Informação segura e em volume adequado podem ajudar a diminuir aqueles sentimentos. Saber o que está a seu alcance, como os cuidados de higiene e tudo aquilo que leva à prevenção é algo que se pode controlar. E não se deixar encharcar de más notícias, procurando, ao contrário, manter-se suficientemente informado, tentando ocupar a mente com coisas positivas – uma boa leitura, bons filmes ou séries, aquisição de novas habilidades, utilização dos recursos midiáticos para se manter em contato com amigos – são meios de amenizar as angústias e o sofrimento – ao lado das preces. Ao nos conectarmos com a espiritualidade superior haurimos força, ganhamos confiança e pacificamos nossos corações e mentes.
Em relação às crianças e aos jovens, entendemos que ficar impedido de estar com os amigos, realizar suas atividades fora de casa, quebrar por completo a rotina pode ser algo muito frustrante. Se ao sentimento de frustração se somar a obrigação de submeter-se a práticas completamente diferentes das usuais, de processos de ensino, não há como não se sentir aborrecido, com raras exceções.
No entanto, a ocasião é extremamente propícia para ajudá-los a cultivar atitudes que colaborem. É de suma importância fazê-los ver que, por trás dos número de mortes, há milhões de famílias enlutadas, com muita dor e sofrimento; que equipes atuando tanto na área da saúde, dos serviços básicos ou essenciais estão se submetendo ao contágio; que financeiramente milhares de pessoas em todo o mundo estão lutando para ter o que comer. Fazê-los refletir sobre isso é forma de despertar a empatia e a compaixão.
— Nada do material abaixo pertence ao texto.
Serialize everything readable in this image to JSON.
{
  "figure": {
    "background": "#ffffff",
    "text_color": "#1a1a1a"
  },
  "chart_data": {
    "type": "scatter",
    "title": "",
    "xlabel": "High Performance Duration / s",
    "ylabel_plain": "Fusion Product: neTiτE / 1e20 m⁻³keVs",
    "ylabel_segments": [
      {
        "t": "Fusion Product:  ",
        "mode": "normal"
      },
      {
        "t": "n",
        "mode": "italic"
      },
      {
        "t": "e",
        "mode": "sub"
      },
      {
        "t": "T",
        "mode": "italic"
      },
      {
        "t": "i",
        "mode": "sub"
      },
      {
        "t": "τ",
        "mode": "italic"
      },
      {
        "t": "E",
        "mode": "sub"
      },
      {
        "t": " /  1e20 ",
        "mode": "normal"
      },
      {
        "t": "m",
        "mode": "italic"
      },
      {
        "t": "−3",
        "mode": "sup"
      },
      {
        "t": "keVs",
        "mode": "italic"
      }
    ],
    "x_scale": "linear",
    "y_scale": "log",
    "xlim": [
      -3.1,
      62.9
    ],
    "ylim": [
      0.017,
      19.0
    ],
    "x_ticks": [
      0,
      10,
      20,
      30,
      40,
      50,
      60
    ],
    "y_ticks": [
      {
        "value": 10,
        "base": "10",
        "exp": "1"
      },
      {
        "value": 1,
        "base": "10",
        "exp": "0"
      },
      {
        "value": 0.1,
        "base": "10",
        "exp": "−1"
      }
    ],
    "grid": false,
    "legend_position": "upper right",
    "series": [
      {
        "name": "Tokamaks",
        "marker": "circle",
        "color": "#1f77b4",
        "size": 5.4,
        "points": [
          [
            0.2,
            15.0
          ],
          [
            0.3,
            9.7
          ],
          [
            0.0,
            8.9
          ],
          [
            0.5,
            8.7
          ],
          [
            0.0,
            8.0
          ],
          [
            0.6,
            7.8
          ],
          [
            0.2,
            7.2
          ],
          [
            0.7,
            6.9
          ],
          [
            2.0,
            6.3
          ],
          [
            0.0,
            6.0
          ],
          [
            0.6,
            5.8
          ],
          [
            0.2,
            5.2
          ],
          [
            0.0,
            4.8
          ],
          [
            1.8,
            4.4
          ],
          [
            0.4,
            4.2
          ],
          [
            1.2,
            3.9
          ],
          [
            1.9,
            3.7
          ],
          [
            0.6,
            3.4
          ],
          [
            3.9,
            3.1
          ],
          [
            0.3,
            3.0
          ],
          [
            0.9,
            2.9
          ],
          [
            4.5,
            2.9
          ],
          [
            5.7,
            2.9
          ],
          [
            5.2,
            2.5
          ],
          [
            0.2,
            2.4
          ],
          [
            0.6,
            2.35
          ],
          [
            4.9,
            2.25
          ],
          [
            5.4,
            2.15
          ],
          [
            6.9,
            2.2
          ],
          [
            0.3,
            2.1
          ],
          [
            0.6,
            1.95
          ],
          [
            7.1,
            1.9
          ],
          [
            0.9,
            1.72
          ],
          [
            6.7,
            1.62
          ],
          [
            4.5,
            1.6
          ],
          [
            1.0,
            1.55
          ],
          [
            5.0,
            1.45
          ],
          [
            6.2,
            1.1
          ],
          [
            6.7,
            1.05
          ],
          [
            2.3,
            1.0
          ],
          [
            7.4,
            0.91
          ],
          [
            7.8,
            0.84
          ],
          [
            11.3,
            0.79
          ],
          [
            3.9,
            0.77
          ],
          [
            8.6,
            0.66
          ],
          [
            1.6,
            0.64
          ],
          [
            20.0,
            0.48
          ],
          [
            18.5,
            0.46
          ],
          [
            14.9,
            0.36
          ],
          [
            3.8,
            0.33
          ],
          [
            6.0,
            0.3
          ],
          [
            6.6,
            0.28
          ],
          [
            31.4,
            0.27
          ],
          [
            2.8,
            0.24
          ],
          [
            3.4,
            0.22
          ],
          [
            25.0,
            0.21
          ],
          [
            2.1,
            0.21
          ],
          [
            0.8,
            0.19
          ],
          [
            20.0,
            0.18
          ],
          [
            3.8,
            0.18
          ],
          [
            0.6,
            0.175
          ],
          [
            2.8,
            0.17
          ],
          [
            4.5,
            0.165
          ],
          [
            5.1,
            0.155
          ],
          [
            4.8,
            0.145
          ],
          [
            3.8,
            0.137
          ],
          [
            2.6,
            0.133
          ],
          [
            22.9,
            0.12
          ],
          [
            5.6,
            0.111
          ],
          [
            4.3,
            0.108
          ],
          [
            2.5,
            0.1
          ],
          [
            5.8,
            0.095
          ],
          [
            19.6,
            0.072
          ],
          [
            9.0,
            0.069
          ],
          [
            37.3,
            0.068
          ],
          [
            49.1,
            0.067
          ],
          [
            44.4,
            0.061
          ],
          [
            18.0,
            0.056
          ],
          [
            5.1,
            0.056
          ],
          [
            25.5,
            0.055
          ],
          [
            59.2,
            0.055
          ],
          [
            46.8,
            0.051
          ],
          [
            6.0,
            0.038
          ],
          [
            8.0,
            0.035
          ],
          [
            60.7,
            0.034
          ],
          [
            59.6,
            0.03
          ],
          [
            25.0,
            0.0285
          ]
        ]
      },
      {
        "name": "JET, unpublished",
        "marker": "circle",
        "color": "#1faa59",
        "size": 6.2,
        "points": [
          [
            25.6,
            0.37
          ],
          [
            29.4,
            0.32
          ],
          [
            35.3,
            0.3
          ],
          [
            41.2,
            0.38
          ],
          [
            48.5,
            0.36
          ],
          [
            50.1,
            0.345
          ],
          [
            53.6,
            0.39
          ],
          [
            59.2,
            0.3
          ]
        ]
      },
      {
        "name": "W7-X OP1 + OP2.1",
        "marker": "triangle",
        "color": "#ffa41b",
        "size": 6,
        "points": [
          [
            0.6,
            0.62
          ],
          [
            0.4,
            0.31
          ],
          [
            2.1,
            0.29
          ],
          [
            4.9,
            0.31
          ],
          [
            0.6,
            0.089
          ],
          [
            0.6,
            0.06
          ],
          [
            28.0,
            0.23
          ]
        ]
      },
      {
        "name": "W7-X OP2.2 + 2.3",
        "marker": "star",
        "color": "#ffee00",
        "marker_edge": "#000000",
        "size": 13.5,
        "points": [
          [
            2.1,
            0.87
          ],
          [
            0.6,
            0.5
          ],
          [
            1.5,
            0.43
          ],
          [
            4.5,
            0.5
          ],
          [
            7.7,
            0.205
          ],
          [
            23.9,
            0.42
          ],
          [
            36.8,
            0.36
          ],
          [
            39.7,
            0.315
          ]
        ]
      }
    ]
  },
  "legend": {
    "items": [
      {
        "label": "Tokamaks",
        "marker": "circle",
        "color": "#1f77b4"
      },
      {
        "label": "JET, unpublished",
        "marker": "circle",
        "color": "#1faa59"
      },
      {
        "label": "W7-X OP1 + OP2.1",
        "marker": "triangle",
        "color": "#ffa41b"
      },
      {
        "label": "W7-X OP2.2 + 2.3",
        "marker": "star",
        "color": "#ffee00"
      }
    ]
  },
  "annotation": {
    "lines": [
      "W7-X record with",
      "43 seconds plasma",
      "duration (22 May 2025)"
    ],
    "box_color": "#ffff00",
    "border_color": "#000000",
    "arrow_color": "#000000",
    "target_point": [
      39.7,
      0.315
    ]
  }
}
Criar espaços dentro de casa para atividades criativas, estabelecer conversas que permitam a cada membro da família conhecer um pouco mais sobre o que vai na intimidade de cada um, exercitando o amor, a compreensão, a paciência, é outra maneira de se engrandecer durante esse período de reclusão.
Mas talvez o mais importante de tudo isso seja fazer algo em prol do próximo, a começar pelo próprio lar. O isolamento social vem trazendo uma sobrecarga de afazeres domésticos. Aproveitar a ocasião para dividir as tarefas entre todos os membros da família, fazer-se útil, cooperar, também pode trazer consequências bem salutares. As neurociências afirmam que fazer o bem faz bem à própria pessoa; que emoções de alegria estão relacionadas com o aumento da capacidade de encontrar soluções criativas para os problemas, enquanto a tristeza embota o cérebro.
Queira Deus que esses dias nos façam criaturas melhores do que somos.